« Ceux qui crachent sur la démocratie française, et plus généralement européenne, n’ont visiblement rien compris à l’histoire de ce si poignant XXe siècle. »
Étonnante liaison entre le sacrifice de nos (arrières-)grands-parents et la démocratie telle qu’elle se pratique aujourd’hui en France et surtout en Europe où précisément on la cherche encore cette « démocratie » à la sauce Juncker. Ainsi donc, parce que ces sacrifices ont été accomplis, il faudrait s’incliner devant nos bons maîtres actuels qui vont en guerre à leur guise et nous mondialisent à leur profit. En effet, il y a bien quelqu’un n’a rien compris à ce XXIème siècle.

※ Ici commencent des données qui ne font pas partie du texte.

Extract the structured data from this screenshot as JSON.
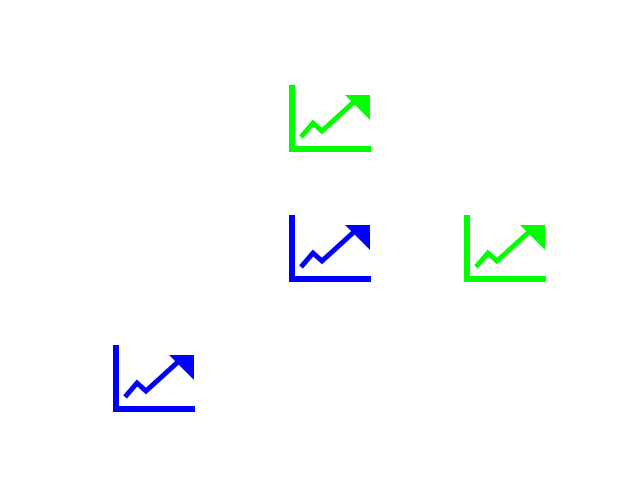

@tartempion Il y a eu « Ukraine, les masques de la révolution » de Paul Moreira sur Canal + le 07 février 2016 qui a suscité un grand nombre de réactions et qui est visible sur les sites Youtube ou Rutube. Voir l’article Agoravox le concernant. Ces reportages ne sont qu’une goutte d’eau dans l’océan de l’info stérilisée servie au bon peuple mais c’est mieux que rien. Ceci dit c’est une exception Canal + sur laquelle on ne peut pas compter, soumise à la censure du businessman qui est en devenu le patron qui ménage les intérêts de ses partenaires commerciaux au détriment de l’information. Voir ce article de Télérama. Ce qui est vrai maintenant pour quasiment tous les médias tenus par le monde des affaires. Mais dans ce sens là ce n’est évidemment pas du « complotisme », c’est juste de la désinformation.
Merci pour cet article, et surtout merci Samah Soula pour ce reportage documenté. On a l’impression d’ouvrir une fenêtre dans une chambre de malades pour faire rentrer l’air frais.
Mais la honte de la diplomatie française conduite par des incapables restera, à vouloir être plus intransigeant que ses propres maîtres pour donner l’illusion de son autonomie, comme un larbin zélé qui n’y comprend rien et sévit à contre-temps.
Encore un non-évènement du triste spectacle de la politique moussé par les grands médias qui y trouvent l’eau au moulin d’une parole qui n’a d’autre vertu que de combler le silence. Entre combine électorale pour les uns et trahisons des autres, l’exercice du pouvoir, enfin de ce qu’il en reste après toutes les soumissions, fait l’effet d’un paillasson jaunit sur lequel on hésiterait à s’essuyer les pieds.